Some of the more death-like portraits of Kate suggest the photographer Sally Mann, who photographs her children in sexual, ambiguous ways. Other shots (the way Moss’ face is framed against a stark white wall, for instance) suggest Richard Avedon, the dean of Obsession ads. He and Doon Arbus wrote and produced the original, now classic, TV spots that included the line ‘between love and madness lies Obsession’ – a line Kate actually delivers again.

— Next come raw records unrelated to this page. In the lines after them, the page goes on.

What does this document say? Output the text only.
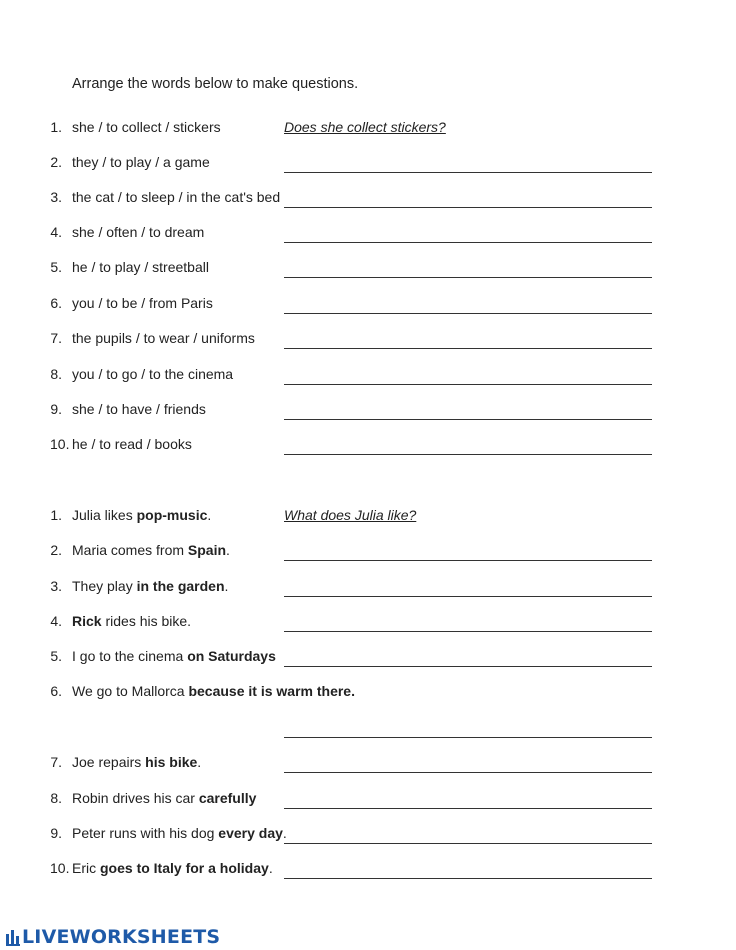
Arrange the words below to make questions.
1. she / to collect / stickers	Does she collect stickers?
2. they / to play / a game
3. the cat / to sleep / in the cat's bed
4. she / often / to dream
5. he / to play / streetball
6. you / to be / from Paris
7. the pupils / to wear / uniforms
8. you / to go / to the cinema
9. she / to have / friends
10. he / to read / books
1. Julia likes pop-music.	What does Julia like?
2. Maria comes from Spain.
3. They play in the garden.
4. Rick rides his bike.
5. I go to the cinema on Saturdays
6. We go to Mallorca because it is warm there.
7. Joe repairs his bike.
8. Robin drives his car carefully
9. Peter runs with his dog every day.
10. Eric goes to Italy for a holiday.
LIVEWORKSHEETS
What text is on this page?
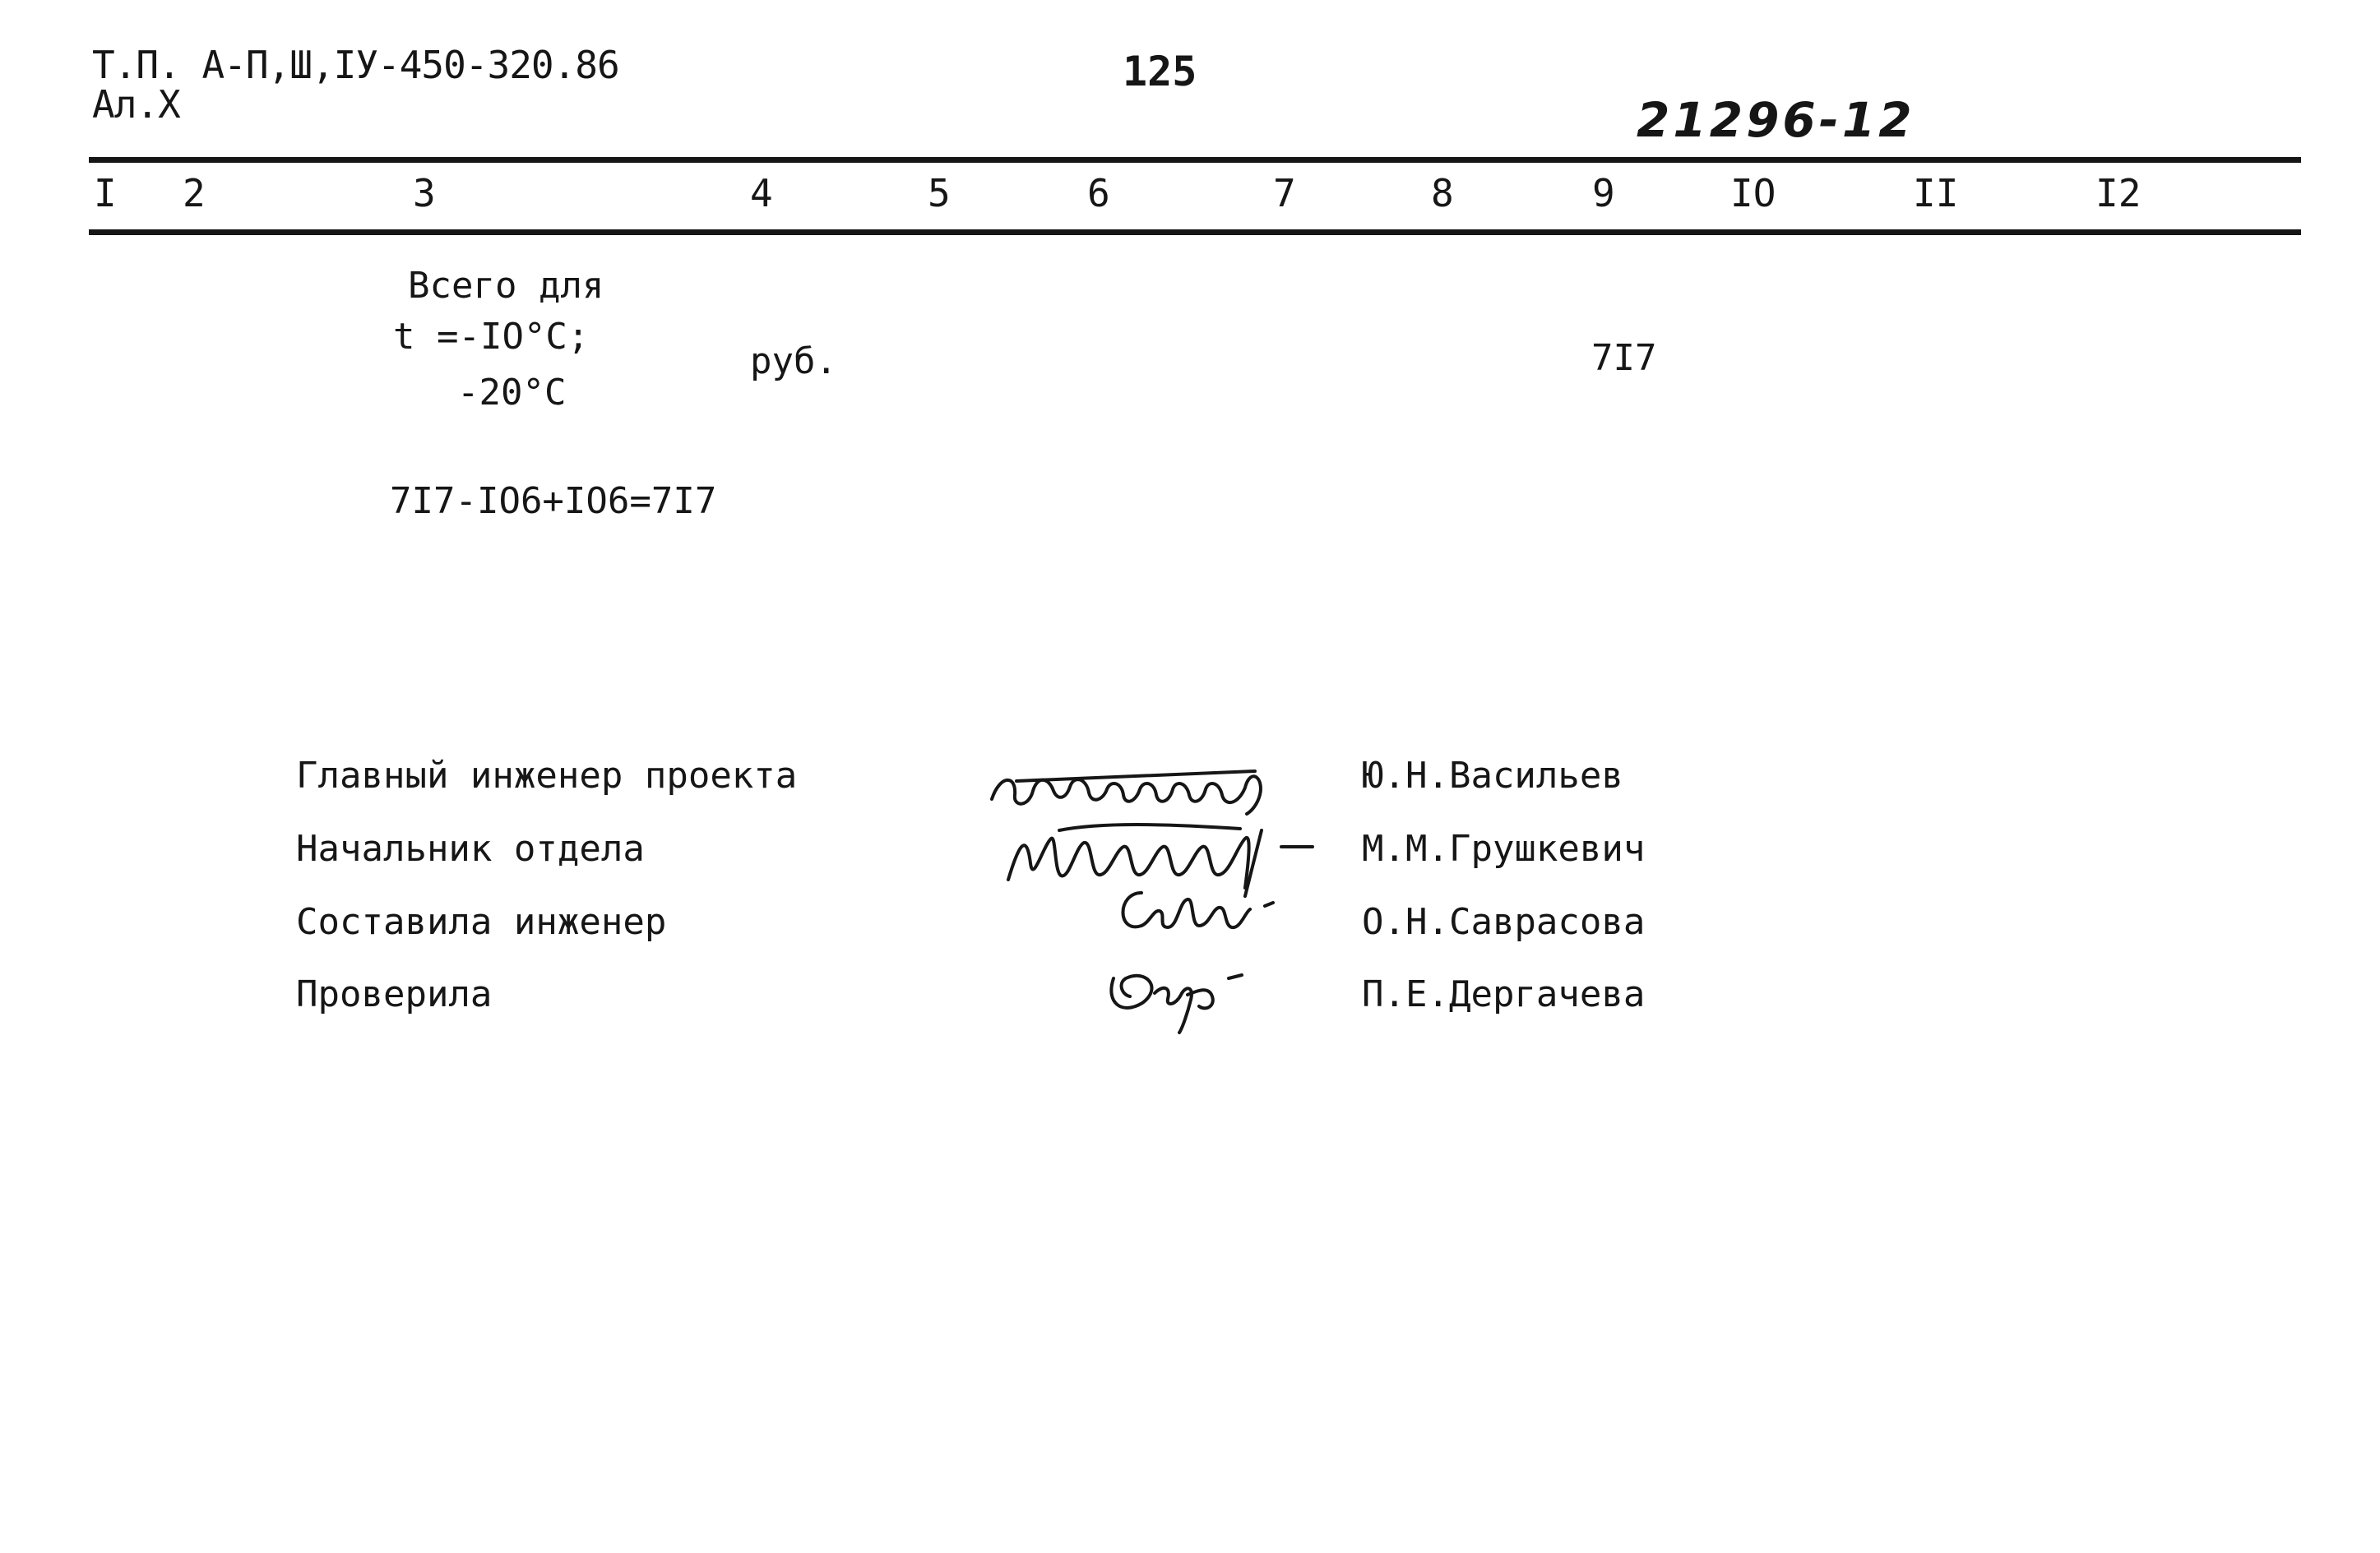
Т.П. А-П,Ш,IУ-450-320.86
Ал.Х
125
21296-12
I 2	3	4	5	6	7	8	9	IO	II	I2
Всего для
t =-IO°C;
-20°C
руб.	7I7
7I7-IO6+IO6=7I7
Главный инженер проекта	Ю.Н.Васильев
Начальник отдела	М.М.Грушкевич
Составила инженер	О.Н.Саврасова
Проверила	П.Е.Дергачева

There’s a lot of white, blank screen, which is appealing, and a natural soundtrack (waves and heart-beats), which is nice. If there is any problem, it’s with their voices: Kate has a reedy little one, and Mario (in the spots for Obsession for men) is allowed too much heavy breathing to say too little. (‘I love her . . . I love you Kate . . . love is a word you can’t explain . . . ‘)
But in perfect ’90 style, it fits somewhere between the manic archness of the original TV campaign and the unnatural stiffness of the second one. Ah, the young and monogamous sell of it.